Full Refresh: A full refresh of the database is scheduled to run at midnight on the first day of each month. This process takes 15-20 hours. The database remains available during this time; however it must be locked down for about 5 minutes at the end when it's restored from a version of the database that was refreshed.
The full load begins by retrieving all data from ClinicalTrials.gov via the ClinicalTrials.gov API, therefore the AACT database created on the first of the month will contain data as it existed in ClinicalTrials.gov as of midnight the previous day. The actual date when the study record was released via the ClinicalTrials.gov API is stored in the Studies.NLM_Download_Date_Description field.
Why do a full refresh? ClinicalTrials.gov occasionally needs to merge studies that have been identified as duplicates; deleting one of the studies in the process. The incremental/nightly update in AACT cannot detect when studies have been removed from ClinicalTrials.gov, therefore we wipe out the database and run a full refresh to prevent AACT from accumulating these obsolete records. It should be noted that a study that is deleted from ClinicalTrials.gov will not be removed from AACT until the first day of the following month.
Incremental Update: A nightly, incremental update is scheduled to run each night at midnight; it takes about one and a half hours to complete. As with the full refresh, the database remains available for use throughout most of this process (excluding the 5 minutes it takes to perform the last step of restoring from the background/updated database). This process uses the ClinicalTrials.gov RSS Feed to retrieve studies that have been added or changed.

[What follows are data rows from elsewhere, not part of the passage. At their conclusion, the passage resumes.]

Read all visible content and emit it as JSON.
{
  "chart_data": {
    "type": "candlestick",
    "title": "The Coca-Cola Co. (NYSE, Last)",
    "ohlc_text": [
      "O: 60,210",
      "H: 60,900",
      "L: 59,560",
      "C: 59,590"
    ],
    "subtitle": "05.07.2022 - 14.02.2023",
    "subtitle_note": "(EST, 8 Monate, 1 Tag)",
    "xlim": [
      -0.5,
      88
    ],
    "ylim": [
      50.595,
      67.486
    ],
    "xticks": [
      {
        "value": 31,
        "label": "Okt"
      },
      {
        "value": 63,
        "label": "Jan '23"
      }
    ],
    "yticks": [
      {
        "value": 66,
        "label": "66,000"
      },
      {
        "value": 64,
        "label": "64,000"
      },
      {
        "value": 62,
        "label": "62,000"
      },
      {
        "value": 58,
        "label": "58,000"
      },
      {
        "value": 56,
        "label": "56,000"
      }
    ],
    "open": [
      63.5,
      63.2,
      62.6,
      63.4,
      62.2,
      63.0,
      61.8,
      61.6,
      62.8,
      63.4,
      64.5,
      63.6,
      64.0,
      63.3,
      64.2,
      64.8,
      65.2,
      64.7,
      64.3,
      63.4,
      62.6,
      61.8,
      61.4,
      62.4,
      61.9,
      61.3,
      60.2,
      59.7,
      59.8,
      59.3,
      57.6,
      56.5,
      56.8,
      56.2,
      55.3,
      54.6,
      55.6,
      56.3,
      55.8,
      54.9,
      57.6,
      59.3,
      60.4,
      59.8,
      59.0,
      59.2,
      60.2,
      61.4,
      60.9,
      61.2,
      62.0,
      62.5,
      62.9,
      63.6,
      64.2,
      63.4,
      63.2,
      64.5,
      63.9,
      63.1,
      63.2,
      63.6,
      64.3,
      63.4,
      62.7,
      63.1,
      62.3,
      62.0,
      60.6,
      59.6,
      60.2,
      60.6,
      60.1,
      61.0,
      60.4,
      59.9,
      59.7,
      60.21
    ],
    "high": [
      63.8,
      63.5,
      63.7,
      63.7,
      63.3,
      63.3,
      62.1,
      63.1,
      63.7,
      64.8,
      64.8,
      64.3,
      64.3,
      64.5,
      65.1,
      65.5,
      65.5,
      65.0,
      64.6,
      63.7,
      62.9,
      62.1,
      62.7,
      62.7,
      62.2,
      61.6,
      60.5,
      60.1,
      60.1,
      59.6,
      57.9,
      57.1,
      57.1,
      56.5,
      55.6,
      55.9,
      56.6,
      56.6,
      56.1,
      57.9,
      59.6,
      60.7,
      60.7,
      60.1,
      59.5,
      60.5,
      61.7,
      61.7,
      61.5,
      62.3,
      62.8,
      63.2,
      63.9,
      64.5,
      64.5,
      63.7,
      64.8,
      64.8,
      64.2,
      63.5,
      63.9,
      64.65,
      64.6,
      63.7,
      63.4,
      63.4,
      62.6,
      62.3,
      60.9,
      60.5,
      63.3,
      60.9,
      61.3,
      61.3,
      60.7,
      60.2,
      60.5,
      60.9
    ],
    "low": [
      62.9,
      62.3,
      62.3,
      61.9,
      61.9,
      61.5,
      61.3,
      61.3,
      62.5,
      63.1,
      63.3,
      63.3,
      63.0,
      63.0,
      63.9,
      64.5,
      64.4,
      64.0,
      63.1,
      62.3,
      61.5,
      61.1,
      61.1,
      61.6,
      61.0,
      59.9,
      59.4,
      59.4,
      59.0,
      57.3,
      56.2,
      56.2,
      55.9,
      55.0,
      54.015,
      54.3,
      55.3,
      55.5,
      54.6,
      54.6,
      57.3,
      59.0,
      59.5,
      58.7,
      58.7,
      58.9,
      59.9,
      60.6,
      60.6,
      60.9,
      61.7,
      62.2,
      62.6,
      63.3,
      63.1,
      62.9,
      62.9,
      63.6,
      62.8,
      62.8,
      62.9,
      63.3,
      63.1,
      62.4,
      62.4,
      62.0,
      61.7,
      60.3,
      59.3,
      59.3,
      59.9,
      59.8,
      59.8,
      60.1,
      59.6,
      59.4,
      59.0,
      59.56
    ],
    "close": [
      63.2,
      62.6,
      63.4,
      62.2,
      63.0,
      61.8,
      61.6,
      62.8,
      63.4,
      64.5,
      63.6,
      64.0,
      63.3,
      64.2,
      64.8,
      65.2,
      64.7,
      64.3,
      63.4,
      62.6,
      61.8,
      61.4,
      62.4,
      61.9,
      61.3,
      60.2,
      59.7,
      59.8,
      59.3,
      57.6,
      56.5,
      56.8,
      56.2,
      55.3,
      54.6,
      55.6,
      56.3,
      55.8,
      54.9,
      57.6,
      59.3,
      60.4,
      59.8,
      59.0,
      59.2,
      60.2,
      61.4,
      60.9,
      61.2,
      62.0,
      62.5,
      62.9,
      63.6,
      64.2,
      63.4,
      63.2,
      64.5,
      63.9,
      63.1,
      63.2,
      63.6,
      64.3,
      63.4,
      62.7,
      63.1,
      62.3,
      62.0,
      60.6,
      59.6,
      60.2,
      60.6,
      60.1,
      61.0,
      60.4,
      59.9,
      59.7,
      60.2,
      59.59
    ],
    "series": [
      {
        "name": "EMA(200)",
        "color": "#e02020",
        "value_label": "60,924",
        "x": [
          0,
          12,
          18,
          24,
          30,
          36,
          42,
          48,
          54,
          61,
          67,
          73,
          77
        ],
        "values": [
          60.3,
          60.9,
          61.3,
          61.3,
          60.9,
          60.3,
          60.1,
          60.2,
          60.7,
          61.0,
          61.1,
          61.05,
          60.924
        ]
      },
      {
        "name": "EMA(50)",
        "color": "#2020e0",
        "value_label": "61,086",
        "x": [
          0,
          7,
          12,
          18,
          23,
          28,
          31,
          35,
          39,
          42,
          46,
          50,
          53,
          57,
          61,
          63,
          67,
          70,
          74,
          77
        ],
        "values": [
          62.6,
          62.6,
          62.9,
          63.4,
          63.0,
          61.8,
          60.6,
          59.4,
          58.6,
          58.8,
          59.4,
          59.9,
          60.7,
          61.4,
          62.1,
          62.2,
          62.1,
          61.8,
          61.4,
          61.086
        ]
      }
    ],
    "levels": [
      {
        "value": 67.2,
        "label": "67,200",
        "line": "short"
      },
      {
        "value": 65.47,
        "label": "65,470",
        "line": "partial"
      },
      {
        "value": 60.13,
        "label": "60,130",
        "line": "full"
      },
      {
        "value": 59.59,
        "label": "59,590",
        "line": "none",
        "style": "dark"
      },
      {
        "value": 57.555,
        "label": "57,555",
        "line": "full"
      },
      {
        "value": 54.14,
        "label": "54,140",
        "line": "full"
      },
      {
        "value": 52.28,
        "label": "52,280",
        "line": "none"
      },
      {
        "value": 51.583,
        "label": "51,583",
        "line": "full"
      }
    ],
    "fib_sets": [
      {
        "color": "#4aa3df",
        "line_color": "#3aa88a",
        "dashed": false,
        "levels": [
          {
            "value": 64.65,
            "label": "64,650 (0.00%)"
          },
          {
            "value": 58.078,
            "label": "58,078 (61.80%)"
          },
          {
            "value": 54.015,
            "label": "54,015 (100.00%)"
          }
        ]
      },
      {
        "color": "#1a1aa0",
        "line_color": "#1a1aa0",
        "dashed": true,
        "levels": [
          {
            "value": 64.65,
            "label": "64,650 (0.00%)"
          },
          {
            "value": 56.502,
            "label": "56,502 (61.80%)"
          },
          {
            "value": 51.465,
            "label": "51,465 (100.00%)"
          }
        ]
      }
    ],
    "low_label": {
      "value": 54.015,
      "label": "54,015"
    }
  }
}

The commands used to retrieve this information from ClinicalTrials.gov are:
https://clinicaltrials.gov/ct2/results/rss.xml?rcv_d=2&count=10000 (retrieves new studies)
https://clinicaltrials.gov/ct2/results/rss.xml?lup_d=2&count=10000 (retrieves changed studies)
Static Database Copies: The postgreSQL pg_dump command is used to create a static copy of the database after each update. It is zipped up with current documentation (the data dictionary, database schema and related information from the National Library of Medicine), and made available on the download static copies page. The database copies created after the nightly incremental loads remain available for download until the end of the month. Database copies created after the full refresh on the first of the month are archived and made permanently available for download. (Note: archived copies of the database created before January, 2018 were not created on the first of the month.)
Pipe-Delimited Flat Files: After each database update, all data from the database are extracted into a set of pipe-delimited flat files; one file per database table. These file sets can be obtained from the pipe-delimited flat file download page. Like the static database copies, file sets created after the nightly incremental load will remain available for download until the end of the month. File sets created after the full refresh on the first of the month are archived and permanently available. (Note: archived copies of pipe-delimited files created before January, 2018 were not created on the first of the month.)